Under the new GOP proposal, in-person voters without a photo ID would be allowed to cast a “provisional ballot.”
But that ballot would not count unless the voter returned to their local clerk’s office within six days and presented ID and proof of residence, such as a utility bill.
"That is far different than signing an affidavit," said Chris Thomas, a former state elections director who told Bridge he thinks the new GOP proposal “will be found unconstitutional by the Michigan Supreme Court” if enacted into law.
The legislation would make voting a "two-step process" for registered voters who forget their ID on Election Day or do not have one, said Thomas.
He called the measure an "abuse of provisional balloting, which is designed for people who are registered to vote" but do not appear on a precinct voter list.
“I think it's just a way to tamp down the vote,” he said.
But Johnson, a Republican former Secretary of State, said it is important to update voter ID laws because of the 2018 ballot initiative that expanded absentee voting in Michigan.
It is now possible for a first-time voter to register and cast a ballot without ever being seen by a “real person,” Johnson said.
“It has left some loopholes in the system and it’s very, very important to get it fixed.”
A rare option
Roughly 11,400 Michiganders submitted an affidavit to vote without ID last year, which is about 0.2 percent of the 5.5 million voters who participated in the presidential election. There is no evidence that anyone successfully impersonated a voter to cast an in-person ballot.
As Bridge Michigan has reported, roughly 1 in 4 voters who used the affidavit option in 2020 were located in Detroit, but the practice was not limited to large cities or Democratic strongholds.
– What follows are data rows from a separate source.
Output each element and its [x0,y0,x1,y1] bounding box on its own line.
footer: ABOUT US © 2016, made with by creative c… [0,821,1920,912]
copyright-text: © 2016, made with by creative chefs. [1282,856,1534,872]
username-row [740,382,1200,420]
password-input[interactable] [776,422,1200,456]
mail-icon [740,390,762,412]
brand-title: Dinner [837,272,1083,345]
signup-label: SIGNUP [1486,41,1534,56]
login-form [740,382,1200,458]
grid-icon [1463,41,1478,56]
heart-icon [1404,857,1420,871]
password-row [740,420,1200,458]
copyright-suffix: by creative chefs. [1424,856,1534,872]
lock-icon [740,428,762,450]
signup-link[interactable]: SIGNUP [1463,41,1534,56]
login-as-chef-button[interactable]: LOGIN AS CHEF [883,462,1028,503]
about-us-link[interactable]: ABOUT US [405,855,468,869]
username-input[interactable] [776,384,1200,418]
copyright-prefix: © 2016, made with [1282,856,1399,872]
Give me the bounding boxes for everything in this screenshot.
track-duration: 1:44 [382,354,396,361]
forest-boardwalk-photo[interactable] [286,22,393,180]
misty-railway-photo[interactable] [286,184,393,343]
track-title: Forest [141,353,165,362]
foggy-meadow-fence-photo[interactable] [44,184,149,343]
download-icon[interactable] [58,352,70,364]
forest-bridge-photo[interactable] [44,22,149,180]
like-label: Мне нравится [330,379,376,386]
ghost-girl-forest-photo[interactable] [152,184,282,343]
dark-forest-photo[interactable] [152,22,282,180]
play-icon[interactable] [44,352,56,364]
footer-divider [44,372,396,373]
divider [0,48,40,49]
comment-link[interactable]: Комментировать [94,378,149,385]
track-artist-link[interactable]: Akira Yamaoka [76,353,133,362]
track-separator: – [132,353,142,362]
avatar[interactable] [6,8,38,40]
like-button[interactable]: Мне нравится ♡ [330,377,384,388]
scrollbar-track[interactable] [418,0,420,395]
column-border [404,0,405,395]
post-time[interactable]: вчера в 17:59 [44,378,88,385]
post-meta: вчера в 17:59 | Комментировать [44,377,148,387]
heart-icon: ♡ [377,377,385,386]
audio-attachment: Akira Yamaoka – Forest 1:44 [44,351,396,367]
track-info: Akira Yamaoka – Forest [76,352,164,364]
Voters in 82 out of 83 Michigan counties signed affidavits, often because they forgot to bring their ID to the polls, according to local clerks.
The affidavit option was more popular in 2016, when 18,580 in-person voters cast ballots without an ID, about 0.5 percent.
There is "strong empirical evidence" they were used most by low-income and minority voters, according to a recent analysis by Daniel Smith, who chairs the department of political science at the University of Florida.
In 2016, roughly half of all affidavit ballots were cast in Michigan precincts with large African American populations, and roughly half were cast in precincts with a median household income of $34,680, Smith said in a report submitted to the Legislature last week.
Researchers from the University of Michigan, University of Pennsylvania and Harvard came to a similar conclusion in a March 2020 report: “While the rate at which voters of all races lack access to ID is low, minorities are substantially more likely to do so,” they wrote.
Ten other states currently have "strict" voter ID laws similar to the proposal advancing in the Michigan Senate, according to the National Conference of State Legislatures.
The U.S. Supreme Court in 2005 upheld an Indiana law that only allows voters without ID to cast a provisional ballot on Election Day, ruling it did not "represent a significant increase over the usual burdens of voting."
However, justices noted a unique provision that is not part of the Michigan proposal: Provisional ballots in Indiana can eventually be counted if, within six days after the election, a voter returns to their local election board and signs an affidavit saying they cannot afford ID.
State and federal courts have more recently struck down or suspended similar election laws in North Carolina, Missouri and Texas, where lawmakers in 2017 were forced to weaken what had been the strictest voter ID law in the nation.
In Michigan, Democratic nominees now hold a 4-3 advantage on the state Supreme Court, unlike 14 years ago when a conservative majority upheld the state’s voter ID law.
It’s those justices who may decide the fate of stricter voting rules if Republicans manage to enact them by petition drive, a rare maneuver allowed under the Michigan Constitution that lets the Legislature avoid a gubernatorial veto by collecting about 340,000 voter signatures.
“You expect the justices to play it straight, and I think they would all listen to our arguments,” said Brewer, the Democratic attorney.